My aim was to reconceptualise – to complicate and disaggregate – how we view, measure and tell stories about identity’s relationship with opportunity. In academic terms it is an intersectional, decolonial, diversity-sensitive, disability and neurodivergence affirming, critical queer feminist approach; but I’m not telling the story like that. What matters is that it is a reflection of the everyday existence of university students, a model of lived experience defined by those living it themselves.
The liberal tradition delivered human rights on the basis of abstract philosophical individualism. Principally, our common humanity trumped the explicit exclusion of historical norms; but we know that in practice power embeds and perpetuates itself, especially when money is concerned.
Policymaking reduces us to datapoints; an increasingly complex world simplified into ones and zeros. These models are built on cognitive shortcuts about how we live, learn and make choices. Our policies assume a direct causal link between identity and opportunity but only for those whose identity diverges from those norms. Universities call these equity groups. Such models lead us to believe that difference means deficiencies and that diversity means dumbing it all down.
The framework I’ve developed complicates the relationship between identity and opportunity by introducing the vector element: experience. I’ve thematically coded identity characteristics, resource and network maps and experiences into four vectors: Security, that’s your basic needs; Dignity, relational needs; Responsibility, dependencies; and Capability, which is your capacity to aspire and achieve. That’s what we currently make education policy about.

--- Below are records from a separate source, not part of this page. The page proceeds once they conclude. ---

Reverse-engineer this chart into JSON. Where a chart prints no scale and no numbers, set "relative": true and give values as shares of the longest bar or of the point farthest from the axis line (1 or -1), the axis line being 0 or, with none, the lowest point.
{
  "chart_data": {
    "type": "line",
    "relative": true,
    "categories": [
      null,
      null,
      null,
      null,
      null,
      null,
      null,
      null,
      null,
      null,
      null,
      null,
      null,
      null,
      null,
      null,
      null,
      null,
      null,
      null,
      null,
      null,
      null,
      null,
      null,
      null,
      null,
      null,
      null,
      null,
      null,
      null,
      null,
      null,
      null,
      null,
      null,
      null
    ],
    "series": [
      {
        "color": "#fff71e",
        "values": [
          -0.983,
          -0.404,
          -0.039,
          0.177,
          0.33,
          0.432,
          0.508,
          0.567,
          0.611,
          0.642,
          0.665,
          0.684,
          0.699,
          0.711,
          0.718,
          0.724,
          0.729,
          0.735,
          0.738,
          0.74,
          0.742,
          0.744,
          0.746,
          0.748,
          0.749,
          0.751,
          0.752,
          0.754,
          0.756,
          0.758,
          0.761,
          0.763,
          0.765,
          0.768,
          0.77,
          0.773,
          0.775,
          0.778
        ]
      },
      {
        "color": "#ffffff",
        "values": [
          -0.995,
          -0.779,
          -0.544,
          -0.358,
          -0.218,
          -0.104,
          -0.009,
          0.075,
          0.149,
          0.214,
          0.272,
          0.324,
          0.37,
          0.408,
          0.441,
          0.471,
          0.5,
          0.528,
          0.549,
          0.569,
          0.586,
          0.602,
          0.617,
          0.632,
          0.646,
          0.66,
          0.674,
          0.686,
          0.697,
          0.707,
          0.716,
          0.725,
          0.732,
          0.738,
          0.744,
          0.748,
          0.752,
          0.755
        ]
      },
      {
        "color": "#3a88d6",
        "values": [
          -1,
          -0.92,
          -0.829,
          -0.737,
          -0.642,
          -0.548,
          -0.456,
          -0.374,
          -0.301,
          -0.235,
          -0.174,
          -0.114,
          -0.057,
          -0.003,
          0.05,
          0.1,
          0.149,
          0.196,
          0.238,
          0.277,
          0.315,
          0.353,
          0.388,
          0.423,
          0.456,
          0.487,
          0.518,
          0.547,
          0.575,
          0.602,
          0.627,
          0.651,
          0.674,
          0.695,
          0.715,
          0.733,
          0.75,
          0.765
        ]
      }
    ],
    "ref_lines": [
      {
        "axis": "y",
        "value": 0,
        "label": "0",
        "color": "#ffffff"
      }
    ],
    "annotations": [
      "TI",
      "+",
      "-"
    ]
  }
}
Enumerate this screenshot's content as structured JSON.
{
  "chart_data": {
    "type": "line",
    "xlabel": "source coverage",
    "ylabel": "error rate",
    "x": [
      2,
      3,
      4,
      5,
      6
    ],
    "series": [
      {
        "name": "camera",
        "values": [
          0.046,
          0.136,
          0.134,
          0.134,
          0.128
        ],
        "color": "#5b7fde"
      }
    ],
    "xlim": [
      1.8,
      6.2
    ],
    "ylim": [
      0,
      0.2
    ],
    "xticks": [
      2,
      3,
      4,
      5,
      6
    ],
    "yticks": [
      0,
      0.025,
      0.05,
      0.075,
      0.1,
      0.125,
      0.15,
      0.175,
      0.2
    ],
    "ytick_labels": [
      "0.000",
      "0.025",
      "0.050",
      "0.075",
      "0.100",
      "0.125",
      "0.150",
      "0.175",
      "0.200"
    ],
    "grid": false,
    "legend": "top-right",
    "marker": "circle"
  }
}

892 questions are organised into 120 strata across 13 themes. The survey collects neutral, nominal – facts – data like number and type of guardians, as well as ordinal – feels – data about the experience of those facts. Participants defining direction and scale themselves ensures we assume neither what an experience is, nor its impact. A different identity or experience is not necessarily a deficient one, and more importantly perhaps, cannot be used as a simple proxy for the source of opportunity without its context. That context is thematically presented through the four vectors.
This is what I look like in this framework, and it doesn’t differ much when you disaggregate the three time frames (younger than 18, at uni, as an adult). Policy that endeavours to engage me on a capability front is necessarily inequitable, ineffective and inefficient, because that is not where I need the help. I need Bronte, a stable housing situation, flexible work based in trust, and communities who accept me as a chaotically creative, often brilliant but also ridiculous and bizarre human being. Contemporary policymaking can’t see this, but the VoOF is built for this purpose.
Policy relies on stories as to who we are and how we live. It is no longer an option to base these narratives on the assumptions, aggregates and aspirations of policymaking built on exclusion. Identity politics is just politics and a better future lies in recognising that.
Research Questions
Who is the normative student in Australian university policy?
Who is the everyday student in Australian universities?
How can policy reconcile who students are with who it believes them to be?